A majority of Britons believe Tony Blair government's foreign policy has increased the risk of terror attacks and want the country to distance itself from America and set a timetable for troop withdrawal from Iraq, an opinion poll has found.
The results of the Populus poll published on Wednesday underline the unpopularity of Blair's Middle Eastern policy and show a majority of voters believe there is a direct connection with terrorist plots and attacks at home.
The poll was undertaken over the weekend as news came of the death of 14 British servicemen on board a crashed Nimrod aircraft in Afghanistan.
Populus interviewed 1,502 adults by telephone from September 1 to 3.

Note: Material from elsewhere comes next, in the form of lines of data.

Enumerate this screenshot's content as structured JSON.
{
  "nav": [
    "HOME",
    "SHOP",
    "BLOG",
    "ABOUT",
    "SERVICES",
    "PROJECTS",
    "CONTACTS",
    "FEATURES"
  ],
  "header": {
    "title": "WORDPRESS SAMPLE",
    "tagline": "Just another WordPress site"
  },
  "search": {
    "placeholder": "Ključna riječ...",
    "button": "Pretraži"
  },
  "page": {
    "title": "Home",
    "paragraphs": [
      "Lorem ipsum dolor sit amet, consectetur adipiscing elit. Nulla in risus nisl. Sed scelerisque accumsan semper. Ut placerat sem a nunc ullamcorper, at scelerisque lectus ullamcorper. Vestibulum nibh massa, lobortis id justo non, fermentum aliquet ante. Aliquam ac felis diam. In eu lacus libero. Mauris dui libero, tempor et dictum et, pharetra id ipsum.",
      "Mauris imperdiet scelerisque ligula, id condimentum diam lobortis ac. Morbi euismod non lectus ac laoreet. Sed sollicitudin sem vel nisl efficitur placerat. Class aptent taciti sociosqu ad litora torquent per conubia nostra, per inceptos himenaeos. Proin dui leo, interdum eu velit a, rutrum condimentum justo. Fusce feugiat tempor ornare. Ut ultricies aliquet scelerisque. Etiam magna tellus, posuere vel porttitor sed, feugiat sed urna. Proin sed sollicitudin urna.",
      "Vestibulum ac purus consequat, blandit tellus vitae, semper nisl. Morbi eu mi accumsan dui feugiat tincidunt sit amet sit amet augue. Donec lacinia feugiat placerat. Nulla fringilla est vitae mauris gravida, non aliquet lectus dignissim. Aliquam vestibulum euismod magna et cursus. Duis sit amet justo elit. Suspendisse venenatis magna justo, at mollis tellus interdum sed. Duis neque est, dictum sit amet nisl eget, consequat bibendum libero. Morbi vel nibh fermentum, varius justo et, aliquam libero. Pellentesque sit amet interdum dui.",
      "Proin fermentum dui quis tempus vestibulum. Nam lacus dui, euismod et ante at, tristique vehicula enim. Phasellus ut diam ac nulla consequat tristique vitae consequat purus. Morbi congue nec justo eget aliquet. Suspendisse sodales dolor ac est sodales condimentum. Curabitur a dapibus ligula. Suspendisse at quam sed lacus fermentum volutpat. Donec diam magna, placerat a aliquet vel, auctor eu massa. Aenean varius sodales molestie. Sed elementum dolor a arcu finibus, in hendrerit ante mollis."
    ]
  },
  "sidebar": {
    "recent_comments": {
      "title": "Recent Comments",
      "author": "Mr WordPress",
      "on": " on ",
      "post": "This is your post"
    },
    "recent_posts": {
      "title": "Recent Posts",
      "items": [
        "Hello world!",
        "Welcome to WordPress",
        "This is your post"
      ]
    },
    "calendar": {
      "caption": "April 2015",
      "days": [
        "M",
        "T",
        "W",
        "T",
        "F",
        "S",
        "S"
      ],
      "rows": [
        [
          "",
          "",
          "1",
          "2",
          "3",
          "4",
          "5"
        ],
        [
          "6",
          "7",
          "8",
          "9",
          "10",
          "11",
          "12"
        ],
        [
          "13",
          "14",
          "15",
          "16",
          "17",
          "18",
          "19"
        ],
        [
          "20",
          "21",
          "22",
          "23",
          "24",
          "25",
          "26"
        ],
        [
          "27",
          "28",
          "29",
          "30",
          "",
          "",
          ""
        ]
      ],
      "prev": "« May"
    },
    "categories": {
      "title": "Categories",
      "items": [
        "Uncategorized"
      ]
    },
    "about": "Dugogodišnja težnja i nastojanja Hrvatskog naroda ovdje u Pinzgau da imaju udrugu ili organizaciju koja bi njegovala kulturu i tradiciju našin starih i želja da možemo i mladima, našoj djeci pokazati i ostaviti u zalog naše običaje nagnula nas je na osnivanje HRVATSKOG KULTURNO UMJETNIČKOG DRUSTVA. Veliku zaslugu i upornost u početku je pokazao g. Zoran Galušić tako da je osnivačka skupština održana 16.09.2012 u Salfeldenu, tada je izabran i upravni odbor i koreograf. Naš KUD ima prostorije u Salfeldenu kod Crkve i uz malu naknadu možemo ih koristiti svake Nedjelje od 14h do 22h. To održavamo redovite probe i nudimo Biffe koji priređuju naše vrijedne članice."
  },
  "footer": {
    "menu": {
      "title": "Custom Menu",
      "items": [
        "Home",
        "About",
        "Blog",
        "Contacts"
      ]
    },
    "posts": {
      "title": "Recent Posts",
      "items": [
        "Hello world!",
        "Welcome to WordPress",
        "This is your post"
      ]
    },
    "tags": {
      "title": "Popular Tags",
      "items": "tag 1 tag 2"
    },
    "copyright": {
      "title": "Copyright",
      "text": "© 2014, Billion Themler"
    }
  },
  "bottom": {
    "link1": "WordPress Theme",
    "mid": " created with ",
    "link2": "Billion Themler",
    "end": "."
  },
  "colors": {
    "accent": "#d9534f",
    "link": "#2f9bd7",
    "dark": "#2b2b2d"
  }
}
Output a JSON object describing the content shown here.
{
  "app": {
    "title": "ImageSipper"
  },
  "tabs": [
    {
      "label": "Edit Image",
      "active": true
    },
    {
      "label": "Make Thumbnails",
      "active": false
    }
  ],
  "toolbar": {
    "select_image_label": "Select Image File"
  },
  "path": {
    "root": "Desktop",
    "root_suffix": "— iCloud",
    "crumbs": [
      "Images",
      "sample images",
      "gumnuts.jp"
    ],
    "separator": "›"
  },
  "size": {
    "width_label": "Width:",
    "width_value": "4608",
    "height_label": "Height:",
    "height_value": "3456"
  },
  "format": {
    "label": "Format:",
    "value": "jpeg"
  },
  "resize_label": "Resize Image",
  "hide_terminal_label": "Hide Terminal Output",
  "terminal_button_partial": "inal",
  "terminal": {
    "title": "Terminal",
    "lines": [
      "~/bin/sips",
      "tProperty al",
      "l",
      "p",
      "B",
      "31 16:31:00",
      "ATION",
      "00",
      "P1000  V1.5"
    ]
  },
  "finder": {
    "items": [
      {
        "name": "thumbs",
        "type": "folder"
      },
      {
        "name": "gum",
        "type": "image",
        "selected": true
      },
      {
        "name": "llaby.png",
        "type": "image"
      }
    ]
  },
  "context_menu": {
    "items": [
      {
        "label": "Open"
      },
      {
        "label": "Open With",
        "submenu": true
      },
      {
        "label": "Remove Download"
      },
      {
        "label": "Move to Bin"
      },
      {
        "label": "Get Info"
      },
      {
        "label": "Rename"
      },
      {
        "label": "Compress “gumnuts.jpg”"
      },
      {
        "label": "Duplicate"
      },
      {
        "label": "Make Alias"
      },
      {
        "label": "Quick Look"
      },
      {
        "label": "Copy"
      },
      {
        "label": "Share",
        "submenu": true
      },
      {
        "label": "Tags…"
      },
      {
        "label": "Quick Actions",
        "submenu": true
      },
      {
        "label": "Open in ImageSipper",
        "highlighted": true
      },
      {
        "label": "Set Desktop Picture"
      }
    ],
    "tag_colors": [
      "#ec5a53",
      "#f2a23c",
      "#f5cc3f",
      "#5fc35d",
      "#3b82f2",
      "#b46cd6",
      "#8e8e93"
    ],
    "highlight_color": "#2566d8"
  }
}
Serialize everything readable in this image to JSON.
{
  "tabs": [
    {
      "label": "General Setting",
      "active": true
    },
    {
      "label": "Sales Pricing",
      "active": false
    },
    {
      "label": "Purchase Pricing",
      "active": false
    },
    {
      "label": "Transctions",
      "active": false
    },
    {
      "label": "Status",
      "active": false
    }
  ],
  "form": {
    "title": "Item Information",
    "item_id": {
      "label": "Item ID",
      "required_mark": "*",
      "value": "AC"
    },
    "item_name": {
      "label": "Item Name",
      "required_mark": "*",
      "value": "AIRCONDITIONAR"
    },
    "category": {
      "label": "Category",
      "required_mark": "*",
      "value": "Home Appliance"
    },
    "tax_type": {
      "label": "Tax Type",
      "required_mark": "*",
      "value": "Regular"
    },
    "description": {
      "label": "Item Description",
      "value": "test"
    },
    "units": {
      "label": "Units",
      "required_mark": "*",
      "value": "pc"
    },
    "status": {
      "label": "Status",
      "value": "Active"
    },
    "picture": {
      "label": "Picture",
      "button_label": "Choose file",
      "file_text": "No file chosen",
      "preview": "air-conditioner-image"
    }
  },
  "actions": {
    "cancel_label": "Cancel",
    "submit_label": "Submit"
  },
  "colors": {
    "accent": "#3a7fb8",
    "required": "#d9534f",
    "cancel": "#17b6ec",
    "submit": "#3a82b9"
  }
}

Nearly three quarters of the public (73 per cent) believe that the risk of terror attacks on Britain had increased significantly due to the government's foreign policy, especially its support for the Iraq invasion and refusal to demand a ceasefire by Israel in the recent war against Hezbollah in Lebanon, the poll published in the Times found.
Sixty-two per cent agree that "in order to reduce the risk of future terror attacks, the Government should change its policy, in particular by distancing itself from America, being more critical of Israel and declaring a timetable for withdrawing from Iraq".
Women (66 per cent) and Liberal Democrat voters (74 per cent) agree with this view particularly strongly.